As seen here, contemporary designers have elevated sports and athletic wear through historical references and experiments with form, resulting in garments that cover the body as well as some that reveal and revel in its musculature.
Heavyweight Champions
The fame and notoriety of legendary boxers are often reinforced by their fashionability. Jack Johnson and Muhammad Ali were both known for their physicality and appearance in and out of the ring. In 1910 Johnson, the “Galveston Giant” and first Black Heavyweight Champion of the World, famously knocked out boxer James Jeffries, known as “The Great White Hope,” which led to riots across the country. Johnson broadcast his success through his connoisseurship of clothing, cars, and controversy, living a life of luxury and extravagant style that provoked public ire for, among other things, his marriages to white women.
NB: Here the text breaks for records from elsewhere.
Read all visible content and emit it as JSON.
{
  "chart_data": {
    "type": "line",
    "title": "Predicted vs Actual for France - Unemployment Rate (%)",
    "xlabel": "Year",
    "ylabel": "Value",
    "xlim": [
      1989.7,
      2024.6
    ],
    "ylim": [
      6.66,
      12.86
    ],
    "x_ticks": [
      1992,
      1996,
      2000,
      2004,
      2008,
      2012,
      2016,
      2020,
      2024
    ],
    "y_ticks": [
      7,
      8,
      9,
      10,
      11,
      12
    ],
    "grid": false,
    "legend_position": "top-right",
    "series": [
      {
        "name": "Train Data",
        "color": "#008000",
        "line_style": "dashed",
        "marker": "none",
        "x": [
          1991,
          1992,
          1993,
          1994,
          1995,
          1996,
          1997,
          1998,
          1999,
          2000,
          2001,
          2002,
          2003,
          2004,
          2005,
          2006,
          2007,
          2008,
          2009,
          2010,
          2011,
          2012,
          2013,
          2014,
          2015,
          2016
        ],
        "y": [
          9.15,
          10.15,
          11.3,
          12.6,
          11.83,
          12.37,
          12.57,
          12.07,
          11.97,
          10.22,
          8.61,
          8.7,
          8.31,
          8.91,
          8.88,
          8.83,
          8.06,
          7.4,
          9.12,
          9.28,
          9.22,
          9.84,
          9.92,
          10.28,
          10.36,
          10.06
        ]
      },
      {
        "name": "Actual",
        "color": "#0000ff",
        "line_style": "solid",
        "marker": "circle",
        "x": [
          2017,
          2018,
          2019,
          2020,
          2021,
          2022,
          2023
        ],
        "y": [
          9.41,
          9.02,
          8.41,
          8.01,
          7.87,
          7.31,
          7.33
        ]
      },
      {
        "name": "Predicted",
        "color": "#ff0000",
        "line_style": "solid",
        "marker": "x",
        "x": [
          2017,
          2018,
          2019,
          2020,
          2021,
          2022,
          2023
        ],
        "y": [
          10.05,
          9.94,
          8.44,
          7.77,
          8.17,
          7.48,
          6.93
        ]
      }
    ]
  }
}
Muhammad Ali, known as “The Greatest,” similarly challenged racial regimes and social hierarchies. His career as a boxer and his efforts as a civil rights activist are unparalleled, and he conducted both with style. In their satiny texture and black-and-white color scheme, Ali’s signature Everlast shorts were a nod to the formalism of a tuxedo, while outside the ring he enjoyed wearing bespoke suits.